Drehgreifer

Wie man’s dreht und wendet

Handling mit Drehgreifern. Die Produkte und Systemlösungen von Afag eignen sich für den Einsatz in Branchen wie Automotive, Pharma- und Konsumgüterindustrie.

Die elektrischen Greifer sind für millionenfache Lastwechsel ausgelegt und reduzieren die Betriebskosten. (Bild: Afag)

Dazu zählen auch pneumatische und elektrische Drehgreifer, mit denen Anwender Kleinteile sowie größere Komponenten oder Baugruppen schnell, wirtschaftlich und energieeffizient greifen, befördern und positionieren können.

In der Produktion sind Schnelligkeit und Variabilität gefragt – zum Beispiel, wenn es um den Transport von Komponenten oder Baugruppen von einer Bearbeitungsstation zur nächsten geht. Ein kontinuierlicher und wirtschaftlicher Materialfluss spart Zeit und Geld und wird damit für Unternehmen zu einem entscheidenden Wettbewerbsfaktor. Große Vorteile bietet dabei eine modular aufgebaute Zuführ- und Handhabungstechnik, die sich flexibel an die jeweilige Anwendung anpassen lässt.

Für die intelligente Automatisierung von Greifvorgängen bietet Afag pneumatische und elektrische Greifer und Drehgreifer. Sie vereinen kraftvolles Greifen mit einer Drehbewegung in einem Modul und sind damit effizienter als herkömmliche, reine Greiflösungen. Die innovative Handhabungstechnik von Afag überzeugt durch einen fein abgestimmten Baukasten, mit dem das Unternehmen für jede Anforderung das passende System bietet. Die Nutzer profitieren von einer exakten und leistungsstarken Technik, die für millionenfache und reproduzierbar präzise Lastenwechsel ausgelegt ist.

Anzeige
Die winkligen Drehgreifer können Artikel nicht nur greifen und drehen, sondern auch wenden. (Bild: Afag)

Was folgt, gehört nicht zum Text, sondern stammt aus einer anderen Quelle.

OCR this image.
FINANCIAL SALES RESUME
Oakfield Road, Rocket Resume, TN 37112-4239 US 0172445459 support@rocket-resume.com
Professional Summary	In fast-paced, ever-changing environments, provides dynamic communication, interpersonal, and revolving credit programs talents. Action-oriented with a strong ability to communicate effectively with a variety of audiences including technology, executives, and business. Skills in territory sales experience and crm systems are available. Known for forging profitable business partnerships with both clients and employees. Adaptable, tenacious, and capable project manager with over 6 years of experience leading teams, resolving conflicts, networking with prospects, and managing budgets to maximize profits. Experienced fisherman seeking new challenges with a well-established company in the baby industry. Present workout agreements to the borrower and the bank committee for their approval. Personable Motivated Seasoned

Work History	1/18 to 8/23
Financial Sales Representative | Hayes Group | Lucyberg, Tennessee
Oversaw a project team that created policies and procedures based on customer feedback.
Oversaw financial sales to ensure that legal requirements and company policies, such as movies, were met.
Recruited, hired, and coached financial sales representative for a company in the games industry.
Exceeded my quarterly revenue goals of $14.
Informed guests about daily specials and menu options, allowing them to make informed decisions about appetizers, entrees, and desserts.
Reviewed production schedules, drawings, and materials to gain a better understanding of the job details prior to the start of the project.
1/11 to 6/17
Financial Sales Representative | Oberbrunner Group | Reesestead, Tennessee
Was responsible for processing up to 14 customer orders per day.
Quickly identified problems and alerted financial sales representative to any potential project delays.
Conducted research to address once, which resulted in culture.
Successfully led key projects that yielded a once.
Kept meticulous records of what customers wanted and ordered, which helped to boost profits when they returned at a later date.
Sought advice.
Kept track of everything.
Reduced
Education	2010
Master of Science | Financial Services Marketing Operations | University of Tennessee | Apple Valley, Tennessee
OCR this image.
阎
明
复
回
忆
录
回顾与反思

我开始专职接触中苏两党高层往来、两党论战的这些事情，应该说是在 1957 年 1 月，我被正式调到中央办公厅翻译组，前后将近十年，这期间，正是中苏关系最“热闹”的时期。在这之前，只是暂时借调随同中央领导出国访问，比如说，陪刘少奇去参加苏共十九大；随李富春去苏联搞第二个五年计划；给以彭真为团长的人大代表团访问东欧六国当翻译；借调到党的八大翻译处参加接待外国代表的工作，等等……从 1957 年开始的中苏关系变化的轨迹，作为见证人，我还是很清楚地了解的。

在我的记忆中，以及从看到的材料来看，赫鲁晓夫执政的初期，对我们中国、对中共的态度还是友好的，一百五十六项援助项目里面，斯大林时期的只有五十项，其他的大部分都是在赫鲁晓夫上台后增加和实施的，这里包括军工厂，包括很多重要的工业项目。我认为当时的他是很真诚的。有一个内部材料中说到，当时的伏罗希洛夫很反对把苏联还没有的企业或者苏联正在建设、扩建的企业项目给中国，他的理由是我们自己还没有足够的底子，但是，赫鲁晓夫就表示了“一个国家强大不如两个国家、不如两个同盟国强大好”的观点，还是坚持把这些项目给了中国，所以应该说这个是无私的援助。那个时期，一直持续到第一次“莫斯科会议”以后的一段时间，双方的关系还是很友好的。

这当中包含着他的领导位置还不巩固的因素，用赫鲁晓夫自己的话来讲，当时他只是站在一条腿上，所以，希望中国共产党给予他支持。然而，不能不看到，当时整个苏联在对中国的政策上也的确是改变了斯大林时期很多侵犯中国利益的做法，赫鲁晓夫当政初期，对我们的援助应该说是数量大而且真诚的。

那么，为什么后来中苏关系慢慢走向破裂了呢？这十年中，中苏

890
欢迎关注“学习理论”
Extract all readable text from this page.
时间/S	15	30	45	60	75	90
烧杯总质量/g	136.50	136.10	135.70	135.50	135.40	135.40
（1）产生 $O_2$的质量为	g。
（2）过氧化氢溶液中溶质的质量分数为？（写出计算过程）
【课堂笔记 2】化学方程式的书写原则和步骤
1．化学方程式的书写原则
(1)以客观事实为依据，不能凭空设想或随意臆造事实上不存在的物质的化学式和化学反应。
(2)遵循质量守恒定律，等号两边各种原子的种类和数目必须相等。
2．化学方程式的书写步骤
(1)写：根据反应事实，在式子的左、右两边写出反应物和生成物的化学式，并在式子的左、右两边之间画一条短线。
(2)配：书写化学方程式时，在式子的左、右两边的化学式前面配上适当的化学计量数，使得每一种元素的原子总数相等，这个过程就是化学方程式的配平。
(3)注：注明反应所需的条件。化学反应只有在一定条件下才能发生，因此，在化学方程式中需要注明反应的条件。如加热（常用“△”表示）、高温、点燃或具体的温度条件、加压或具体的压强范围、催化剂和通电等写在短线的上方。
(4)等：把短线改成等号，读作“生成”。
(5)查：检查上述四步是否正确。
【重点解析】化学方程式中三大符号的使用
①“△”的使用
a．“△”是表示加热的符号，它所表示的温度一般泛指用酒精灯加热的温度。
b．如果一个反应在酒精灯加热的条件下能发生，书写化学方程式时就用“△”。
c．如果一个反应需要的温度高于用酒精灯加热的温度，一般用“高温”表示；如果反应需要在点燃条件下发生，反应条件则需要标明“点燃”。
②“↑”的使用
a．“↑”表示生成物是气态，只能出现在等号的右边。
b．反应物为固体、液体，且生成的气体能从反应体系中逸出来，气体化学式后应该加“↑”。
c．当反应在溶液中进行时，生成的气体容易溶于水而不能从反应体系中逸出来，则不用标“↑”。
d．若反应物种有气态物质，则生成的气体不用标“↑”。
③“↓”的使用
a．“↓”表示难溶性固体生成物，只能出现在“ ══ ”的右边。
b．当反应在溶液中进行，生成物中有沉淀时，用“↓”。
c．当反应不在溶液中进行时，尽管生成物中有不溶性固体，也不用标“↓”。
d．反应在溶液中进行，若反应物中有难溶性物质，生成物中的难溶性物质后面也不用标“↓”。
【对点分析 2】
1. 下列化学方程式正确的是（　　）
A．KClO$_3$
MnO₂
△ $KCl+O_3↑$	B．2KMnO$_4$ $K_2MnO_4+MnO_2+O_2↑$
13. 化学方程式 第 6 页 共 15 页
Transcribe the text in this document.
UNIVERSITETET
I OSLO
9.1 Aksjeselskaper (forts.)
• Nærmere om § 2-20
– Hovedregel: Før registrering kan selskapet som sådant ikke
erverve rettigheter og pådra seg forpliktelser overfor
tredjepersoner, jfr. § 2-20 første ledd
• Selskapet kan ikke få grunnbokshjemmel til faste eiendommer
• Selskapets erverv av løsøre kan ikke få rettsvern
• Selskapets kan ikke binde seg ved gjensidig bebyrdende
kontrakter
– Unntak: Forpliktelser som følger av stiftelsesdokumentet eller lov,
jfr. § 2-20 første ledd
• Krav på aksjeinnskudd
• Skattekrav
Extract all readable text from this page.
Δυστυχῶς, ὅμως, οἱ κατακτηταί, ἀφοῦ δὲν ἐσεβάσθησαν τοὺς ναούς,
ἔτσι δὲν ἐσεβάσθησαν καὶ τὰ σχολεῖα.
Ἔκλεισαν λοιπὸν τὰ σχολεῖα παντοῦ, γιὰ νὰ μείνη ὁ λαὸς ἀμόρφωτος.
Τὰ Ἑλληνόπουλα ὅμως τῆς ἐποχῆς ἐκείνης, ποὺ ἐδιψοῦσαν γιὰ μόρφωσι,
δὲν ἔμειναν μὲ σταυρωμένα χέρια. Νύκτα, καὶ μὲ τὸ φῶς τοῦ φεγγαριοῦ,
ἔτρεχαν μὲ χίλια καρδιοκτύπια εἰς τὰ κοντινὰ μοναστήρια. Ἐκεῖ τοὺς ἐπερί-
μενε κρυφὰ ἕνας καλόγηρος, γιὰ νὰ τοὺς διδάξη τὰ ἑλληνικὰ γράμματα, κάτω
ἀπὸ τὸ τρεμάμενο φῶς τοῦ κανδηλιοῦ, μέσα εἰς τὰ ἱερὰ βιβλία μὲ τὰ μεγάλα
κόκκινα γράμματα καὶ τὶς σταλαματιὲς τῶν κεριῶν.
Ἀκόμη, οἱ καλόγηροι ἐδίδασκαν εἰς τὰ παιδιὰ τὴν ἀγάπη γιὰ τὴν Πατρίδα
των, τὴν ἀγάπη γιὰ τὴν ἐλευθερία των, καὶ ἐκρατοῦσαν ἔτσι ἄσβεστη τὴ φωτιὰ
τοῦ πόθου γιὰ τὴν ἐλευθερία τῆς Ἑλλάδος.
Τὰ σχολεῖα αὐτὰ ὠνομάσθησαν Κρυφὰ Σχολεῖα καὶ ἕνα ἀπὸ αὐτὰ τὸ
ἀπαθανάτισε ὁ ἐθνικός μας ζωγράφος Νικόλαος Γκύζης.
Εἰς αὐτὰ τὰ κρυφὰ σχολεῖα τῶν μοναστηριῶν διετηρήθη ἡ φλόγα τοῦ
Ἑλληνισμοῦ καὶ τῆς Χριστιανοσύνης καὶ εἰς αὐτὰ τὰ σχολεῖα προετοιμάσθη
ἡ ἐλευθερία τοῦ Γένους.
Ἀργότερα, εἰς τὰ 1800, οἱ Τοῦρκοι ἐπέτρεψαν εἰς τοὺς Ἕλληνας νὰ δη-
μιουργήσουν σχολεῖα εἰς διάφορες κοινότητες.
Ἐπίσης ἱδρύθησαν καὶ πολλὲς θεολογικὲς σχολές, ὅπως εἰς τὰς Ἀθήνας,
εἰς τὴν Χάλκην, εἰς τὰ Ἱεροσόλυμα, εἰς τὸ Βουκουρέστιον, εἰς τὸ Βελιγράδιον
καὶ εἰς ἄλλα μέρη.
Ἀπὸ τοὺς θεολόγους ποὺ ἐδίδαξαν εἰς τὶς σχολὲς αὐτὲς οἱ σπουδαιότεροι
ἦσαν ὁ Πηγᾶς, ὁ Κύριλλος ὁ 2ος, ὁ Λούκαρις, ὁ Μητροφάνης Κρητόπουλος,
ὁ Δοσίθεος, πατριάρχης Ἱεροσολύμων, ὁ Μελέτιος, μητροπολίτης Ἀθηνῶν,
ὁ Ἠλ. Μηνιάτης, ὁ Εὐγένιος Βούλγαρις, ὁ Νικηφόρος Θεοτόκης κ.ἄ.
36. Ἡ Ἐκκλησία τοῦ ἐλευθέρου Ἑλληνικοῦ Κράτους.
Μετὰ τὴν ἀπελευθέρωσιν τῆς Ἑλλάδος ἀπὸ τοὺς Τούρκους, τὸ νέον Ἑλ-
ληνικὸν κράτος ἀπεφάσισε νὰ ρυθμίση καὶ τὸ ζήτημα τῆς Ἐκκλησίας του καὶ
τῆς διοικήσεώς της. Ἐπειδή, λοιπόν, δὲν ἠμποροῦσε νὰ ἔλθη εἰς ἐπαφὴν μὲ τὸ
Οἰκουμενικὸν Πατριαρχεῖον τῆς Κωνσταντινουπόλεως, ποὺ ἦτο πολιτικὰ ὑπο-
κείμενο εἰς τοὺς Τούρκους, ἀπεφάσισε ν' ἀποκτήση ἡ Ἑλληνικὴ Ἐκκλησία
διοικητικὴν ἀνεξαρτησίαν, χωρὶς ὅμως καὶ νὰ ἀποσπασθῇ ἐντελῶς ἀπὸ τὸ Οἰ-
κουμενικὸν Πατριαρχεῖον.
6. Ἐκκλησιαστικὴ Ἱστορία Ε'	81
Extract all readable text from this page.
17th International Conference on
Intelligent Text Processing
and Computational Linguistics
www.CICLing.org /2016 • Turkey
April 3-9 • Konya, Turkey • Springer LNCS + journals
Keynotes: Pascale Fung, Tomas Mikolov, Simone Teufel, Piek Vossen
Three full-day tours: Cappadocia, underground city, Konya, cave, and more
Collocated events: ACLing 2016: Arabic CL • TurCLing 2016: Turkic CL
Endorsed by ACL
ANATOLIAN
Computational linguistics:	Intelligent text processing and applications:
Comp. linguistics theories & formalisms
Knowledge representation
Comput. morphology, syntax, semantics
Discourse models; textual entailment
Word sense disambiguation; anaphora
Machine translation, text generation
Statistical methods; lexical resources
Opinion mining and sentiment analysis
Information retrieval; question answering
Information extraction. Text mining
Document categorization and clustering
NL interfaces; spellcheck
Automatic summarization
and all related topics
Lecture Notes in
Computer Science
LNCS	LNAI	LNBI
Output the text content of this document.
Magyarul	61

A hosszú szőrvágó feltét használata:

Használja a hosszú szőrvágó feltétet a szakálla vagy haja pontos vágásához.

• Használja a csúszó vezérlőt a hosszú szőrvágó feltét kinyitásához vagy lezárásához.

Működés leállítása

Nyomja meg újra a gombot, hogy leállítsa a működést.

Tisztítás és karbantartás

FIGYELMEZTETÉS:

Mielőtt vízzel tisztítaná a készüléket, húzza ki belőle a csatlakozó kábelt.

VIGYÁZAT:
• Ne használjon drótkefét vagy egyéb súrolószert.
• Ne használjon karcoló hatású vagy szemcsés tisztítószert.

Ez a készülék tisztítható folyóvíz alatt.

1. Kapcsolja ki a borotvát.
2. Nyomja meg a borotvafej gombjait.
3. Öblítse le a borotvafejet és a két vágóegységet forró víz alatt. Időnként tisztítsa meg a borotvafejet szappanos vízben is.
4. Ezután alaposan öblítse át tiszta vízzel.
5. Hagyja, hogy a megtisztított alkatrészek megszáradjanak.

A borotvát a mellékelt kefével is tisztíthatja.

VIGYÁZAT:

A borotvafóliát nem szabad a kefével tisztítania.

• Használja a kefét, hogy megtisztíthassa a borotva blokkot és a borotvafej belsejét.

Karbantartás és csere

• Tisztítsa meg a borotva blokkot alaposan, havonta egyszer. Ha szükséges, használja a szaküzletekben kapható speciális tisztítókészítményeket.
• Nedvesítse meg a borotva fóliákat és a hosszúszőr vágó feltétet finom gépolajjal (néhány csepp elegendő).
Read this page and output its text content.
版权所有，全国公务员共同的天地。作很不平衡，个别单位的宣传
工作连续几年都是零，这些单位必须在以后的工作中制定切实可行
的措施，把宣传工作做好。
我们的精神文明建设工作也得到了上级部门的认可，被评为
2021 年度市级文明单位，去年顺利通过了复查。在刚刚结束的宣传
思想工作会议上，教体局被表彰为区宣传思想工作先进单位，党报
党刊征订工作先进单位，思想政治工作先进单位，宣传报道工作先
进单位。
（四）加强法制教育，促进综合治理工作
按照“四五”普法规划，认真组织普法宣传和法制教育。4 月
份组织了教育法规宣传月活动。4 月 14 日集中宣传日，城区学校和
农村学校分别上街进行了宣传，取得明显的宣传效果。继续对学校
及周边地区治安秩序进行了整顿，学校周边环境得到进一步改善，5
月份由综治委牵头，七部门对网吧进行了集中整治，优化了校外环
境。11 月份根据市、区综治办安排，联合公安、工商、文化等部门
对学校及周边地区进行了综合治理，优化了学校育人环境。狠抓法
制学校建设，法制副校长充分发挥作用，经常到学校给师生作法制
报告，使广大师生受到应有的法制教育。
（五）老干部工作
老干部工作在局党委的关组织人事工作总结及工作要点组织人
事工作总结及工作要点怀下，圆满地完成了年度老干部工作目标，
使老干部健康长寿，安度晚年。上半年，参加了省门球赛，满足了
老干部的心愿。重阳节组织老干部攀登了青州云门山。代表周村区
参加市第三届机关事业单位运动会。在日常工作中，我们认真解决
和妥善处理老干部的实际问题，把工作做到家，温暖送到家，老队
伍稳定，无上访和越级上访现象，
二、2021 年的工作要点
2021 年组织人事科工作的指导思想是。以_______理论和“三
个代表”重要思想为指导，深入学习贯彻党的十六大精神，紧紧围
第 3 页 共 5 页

Greif-Drehkombinationen vielfältig einsetzbar
Parallel zu den bewährten mechanisch-pneumatischen Greifern und Drehgreifern offeriert Afag auch ein breites Programm an elektrischen Lösungen, deren unterschiedliche Ausführungen sich in Leistung und Größe unterscheiden. Das Angebot reicht von modularen Greifern mit getrenntem Antrieb und Zange bis hin zu kompakten Universalgreifern. Durch den elektrischen Antrieb ist keine Druckluftversorgung mehr notwendig. Teure und wartungsintensive Druckluftsysteme fallen weg, wodurch sich im Vergleich zu herkömmlichen Antriebslösungen Einsparungen bei den Betriebskosten ergeben. Die Greifer packen schnell und kraftvoll zu, und eine Rotationsachse ermöglicht endloses Drehen. Zudem können Konstrukteure die Greifer mit unterschiedlichen Greifköpfen individuell ausrüsten. Auch das parallele Greifen mit einem maximalen Hub von zwölf Millimetern oder mit Schwenkbacken mit 180 Grad Greifwinkel lassen sich ohne aufwändiges und kompliziertes Aufrüsten realisieren.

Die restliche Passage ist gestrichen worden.